Die rechtlichen Auseinandersetzungen zwischen Volkswagen und dem AfD-nahen Verein „Zentrum – die alternative Gewerkschaft“ nehmen an Intensität zu. Das Landesarbeitsgericht Hannover wird am 12. Mai über die Berufung des Vereins entscheiden, der den Zugang zu Volkswagen Group Services am Standort Isenbüttel im Landkreis Gifhorn fordert. Der Verein möchte gewerkschaftliche Vertrauensleute wählen lassen und sieht sich durch die Weigerung von Volkswagen, den Zutritt zu gewähren, in seinen Rechten verletzt. Volkswagen verweigert den Zugang unter Hinweis auf die fehlende Tariffähigkeit des Zentrums, was bedeutet, dass der Verein sich nicht auf die gesetzlichen Sonderrechte einer Gewerkschaft berufen kann. Dies ist besonders brisant, da das Zentrum vorhat, bei der Betriebsratswahl im März erstmals auch bei VW in Niedersachsen anzutreten, die Kandidaten jedoch nicht als Gewerkschaftsliste gelten, sondern als Arbeitnehmerliste ohne Gewerkschaftsstatus. Quelle

Bereits in der ersten Klage des Zentrums gegen die Volkswagen-Tochter war das Arbeitsgericht Braunschweig nicht geneigt, dem Verein zuzustimmen; es wies die Klage ab, da unzureichende Belege für die Mitgliedschaft von Personen am Standort Isenbüttel vorlagen. Das Zentrum kündigte daraufhin an, Rechtsmittel einzulegen und beruft sich auf das Recht der „Koalitionsfreiheit“. Diese rechtliche Grundlage, wie sie im Artikel 9 Absatz 3 des Grundgesetzes verankert ist, schützt das Recht von Arbeitnehmern, Gewerkschaften zu gründen und ihnen beizutreten. Volkswagen Group Services bestreitet jedoch die Mitgliedschaft des Zentrums in der Belegschaft von rund 150 Beschäftigten und positioniert sich damit klar gegen die alternative Gewerkschaft, die sich insbesondere gegen die etablierten Gewerkschaften IG Metall und Verdi stellt.Quelle

Die Rolle der Koalitionsfreiheit

Die Koalitionsfreiheit ist ein zentrales Element des deutschen Arbeitsrechts und garantiert, dass Arbeitnehmer nicht zur Mitgliedschaft in einer Gewerkschaft gezwungen werden können. Diese negative Koalitionsfreiheit schützt die Arbeitnehmer vor Benachteiligungen aufgrund ihrer Gewerkschaftszugehörigkeit. So sind Kündigungen oder andere Benachteiligungen aufgrund der Gewerkschaftszugehörigkeit unwirksam. Das bedeutet, dass der Zugang zu gewerkschaftlicher Vertretung und die Möglichkeit, sich gewerkschaftlich zu betätigen, fundamental für die Rechte der Arbeitnehmer sind.
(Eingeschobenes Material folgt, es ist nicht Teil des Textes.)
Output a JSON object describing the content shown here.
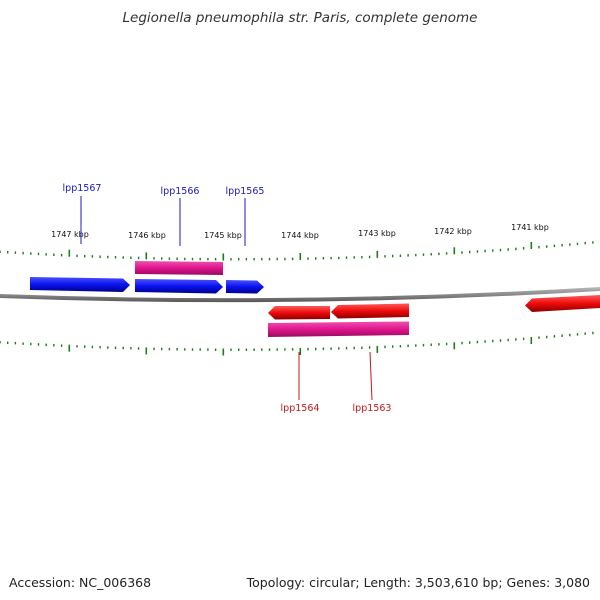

Quelle

Das Zentrum, das 2009 im Mercedes-Benz-Werk in Stuttgart-Untertürkheim gegründet wurde, hat sich seitdem als „alternative Gewerkschaft“ profiliert und ist hauptsächlich in Süd- und Ostdeutschland aktiv. Auch wenn der Verein in der Vergangenheit auf einer Unvereinbarkeitsliste der AfD stand, hat er sich mittlerweile klar gegen die etablierten Gewerkschaften positioniert. Diese Entwicklung wirft Fragen auf, insbesondere hinsichtlich der Wahrnehmung der Koalitionsfreiheit und ihrer Bedeutung für die Arbeitnehmer in der modernen Arbeitswelt.

Perspektiven für die Zukunft

Mit dem kommenden Verhandlungstermin am 12. Mai wird sich zeigen, wie die rechtlichen Rahmenbedingungen für das Zentrum und dessen Bestrebungen um gewerkschaftliche Vertretung bei Volkswagen aussehen werden. Das Ergebnis könnte weitreichende Folgen für die Arbeitnehmervertretung in der Automobilindustrie haben und die Dynamik im Verhältnis zwischen traditionellen Gewerkschaften und alternativen Vertretungen weiter beeinflussen.